For the diversified mix, the standard deviation figure is 14 percent. Two-thirds of the time, then, the maximum loss would be calculated as follows: 11.5 percent (the expected return) minus 14 (standard deviation), or a net loss of 2.5 percent. The standard deviation for the U.S. stock investment is 18 percent, so the bottom of the range would be 9 percent minus 18 for a possible loss of 9 percent.

But it’s not as simple as just dividing up these equity investments and returning to an equal 25 percent holding of each once a year.
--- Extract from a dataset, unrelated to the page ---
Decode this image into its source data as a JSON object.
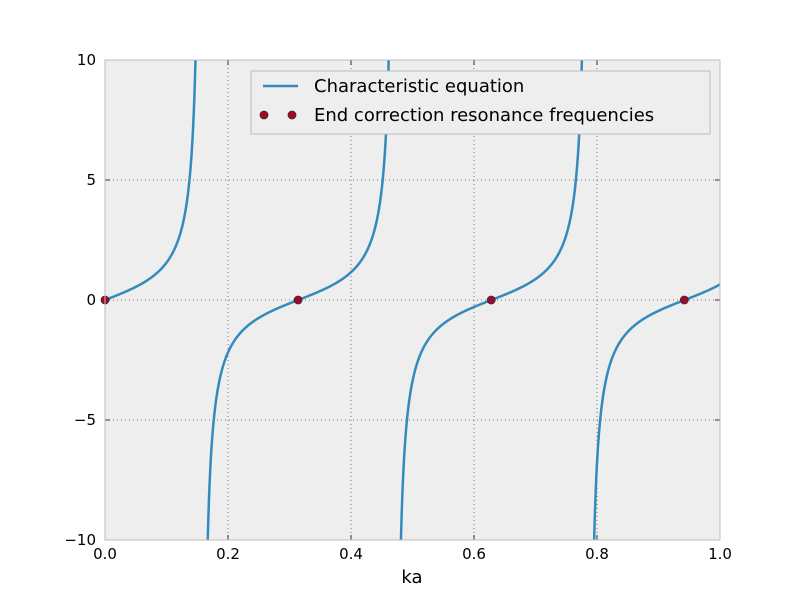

We have to deal with “frame of reference” risk.  Investors don’t mind losing money as much, as long as everyone else is losing money, too.  How well the overall market does becomes our frame of reference, and we tend to compare our results to this.

In periods like now, when the market is on a tear, there’s a side of all of us wanting to put our collective thumb on the scale of the bandwagon. But it takes nerves of steel to have half our money in something like real estate and commodities that are today’s relative losers. So, there’s room to deviate from established dogma and bet against history if it makes us more comfortable — at least inasmuch as our equity investments are concerned.

But to protect an all-U.S. stock portfolio against the downside, there is still room for bonds. One-third of the portfolio in bonds brings the expected return down to around 9 percent with the standard deviation at about 12 percent. This brings the bottom of the range to a net 3 percent loss — about the same as the four-asset mix above.

So, for the same volatility risk, we sacrifice about 2.5 percent of annual return.  But we’ll be happier being part of the crowd.